Blocking all writes during partition is, according to the NuoDB team, intended behavior. However, there is experimental liveness detection code in the most recent release, which will hopefully allow NuoDB to begin timing out requests to inaccessible nodes. I haven’t been able to test that code path yet, but future releases may enable it by default.
If you are considering using NuoDB, be advised that the project’s marketing and documentation may exceed its present capabilities. Try to enable the liveness detection code, and set up your own client timeouts to avoid propagating high latencies to other systems. Try to build backpressure hints into your clients to reduce the requests against NuoDB during failure; the latency storm which persists after the network recovers is proportional to the backlog of requests. Finally, be aware of the operational caveats mentioned earlier: monitor your nodes carefully, restart their storage and transaction managers as appropriate, and verify that newly started nodes have indeed joined the cluster before exposing them to clients.

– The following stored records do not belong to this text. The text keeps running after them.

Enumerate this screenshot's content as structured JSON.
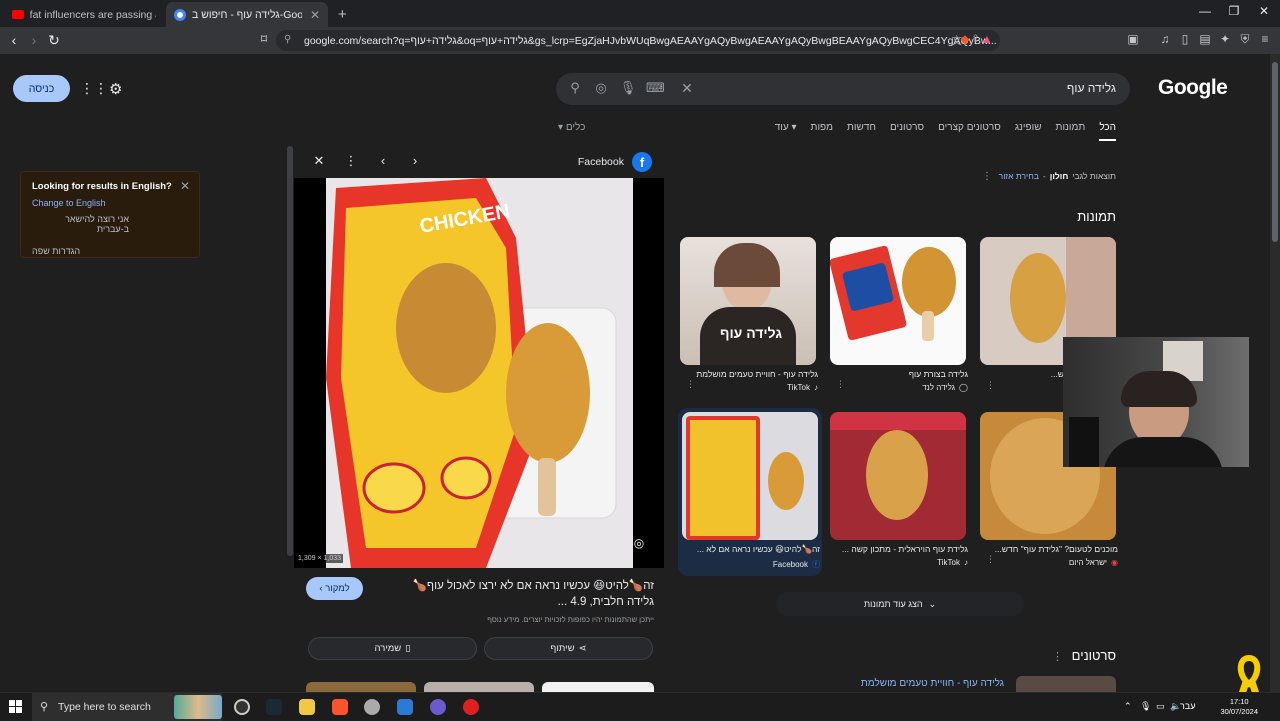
{
  "browser": {
    "tabs": [
      {
        "title": "fat influencers are passing away :( - Y",
        "active": false
      },
      {
        "title": "גלידה עוף - חיפוש ב-Google",
        "active": true
      }
    ],
    "new_tab": "+",
    "url": "google.com/search?q=גלידה+עוף&oq=גלידה+עוף&gs_lcrp=EgZjaHJvbWUqBwgAEAAYgAQyBwgAEAAYgAQyBwgBEAAYgAQyBwgCEC4YgAQyBw..."
  },
  "google": {
    "logo": "Google",
    "query": "גלידה עוף",
    "sign_in": "כניסה",
    "nav": [
      "הכל",
      "תמונות",
      "שופינג",
      "סרטונים קצרים",
      "סרטונים",
      "חדשות",
      "מפות",
      "עוד"
    ],
    "nav_active": "הכל",
    "nav_more_suffix": "▾",
    "tools": "כלים",
    "near": {
      "prefix": "תוצאות לגבי",
      "place": "חולון",
      "change": "בחירת אזור"
    },
    "images_heading": "תמונות",
    "videos_heading": "סרטונים",
    "show_more": "הצג עוד תמונות",
    "image_results": [
      {
        "caption": "גלידה עוף - חוויית טעמים מושלמת",
        "source": "TikTok"
      },
      {
        "caption": "גלידה בצורת עוף",
        "source": "גלידה לנד"
      },
      {
        "caption": "\"גלידת עוף\" חדש...",
        "source": ""
      },
      {
        "caption": "זה🍗להיט😆 עכשיו נראה אם לא ...",
        "source": "Facebook"
      },
      {
        "caption": "גלידת עוף הויראלית - מתכון קשה ...",
        "source": "TikTok"
      },
      {
        "caption": "מוכנים לטעום? \"גלידת עוף\" חדש...",
        "source": "ישראל היום"
      }
    ],
    "video_result": "גלידה עוף - חוויית טעמים מושלמת"
  },
  "lang_popup": {
    "title": "Looking for results in English?",
    "change": "Change to English",
    "keep": "אני רוצה להישאר ב-עברית",
    "settings": "הגדרות שפה"
  },
  "preview": {
    "source": "Facebook",
    "dimensions": "1,309 × 1,033",
    "title": "זה🍗להיט😆 עכשיו נראה אם לא ירצו לאכול עוף🍗 גלידה חלבית, 4.9 ...",
    "visit": "למקור",
    "note": "ייתכן שהתמונות יהיו כפופות לזכויות יוצרים. מידע נוסף",
    "share": "שיתוף",
    "save": "שמירה"
  },
  "taskbar": {
    "search_placeholder": "Type here to search",
    "lang": "עבר",
    "time": "17:10",
    "date": "30/07/2024"
  },
  "colors": {
    "accent": "#a8c7fa",
    "link": "#8ab4f8",
    "bg": "#1f1f1f"
  }
}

Finally, I want to note (as always) that the presence of bugs does not mean that the NuoDB engineers are incompetent–in fact, I want to assert the opposite. In my discussions with the NuoDB team I’ve found them to be friendly, capable, aware of the product’s limitations, and doing their best to solve a difficult problem within constraints of time, budget, and complexity. Given time, I’m sure they’ll get past these initial hurdles. From one employee:
I only hope you’ll footnote that crazy CAP rambling with the disclaimer that no one at NuoDB today actually agrees with Jim’s comments in that thread.
In the next post, we’ll learn about Kafka 0.8’s proposed replication model.
Any discussion of the CAP “theorem” revolves around the A – exactly what does availability mean?
The narrow sense is that availability means that all surviving nodes in all partitions continue to process work. This reduces the CAP idea to nothing more than “there is no consistency without communication.” Well, duh. This is of interest only to third rate academics a few papers short of a tenure package.
A more useful interpretation of availability is that maximizes availability while insuring that a) at most one partition survives, b) no transaction committed in the surviving partition is lost, and c) no transaction not actually committed in the surviving partition is reported or treated as committed.
A useful discussion of a database system vis a vis CAP is whether or not it maintains strict and robust ACID properties in the face of an arbitrary partition event and to degree to which the surviving partition provides availability. This is not a low bar.
The design of NuoDB had these properties: at most one partition could survive a partition event, no transaction committed in the surviving partition could be lost, and no transaction in a non-surviving partition could be reported as committed (admittedly, this required the DBA to set the highest level of commit synchronization). As I left the company before V1 shipped, I will leave the discussion of whether the implementation was faithful to the design to others.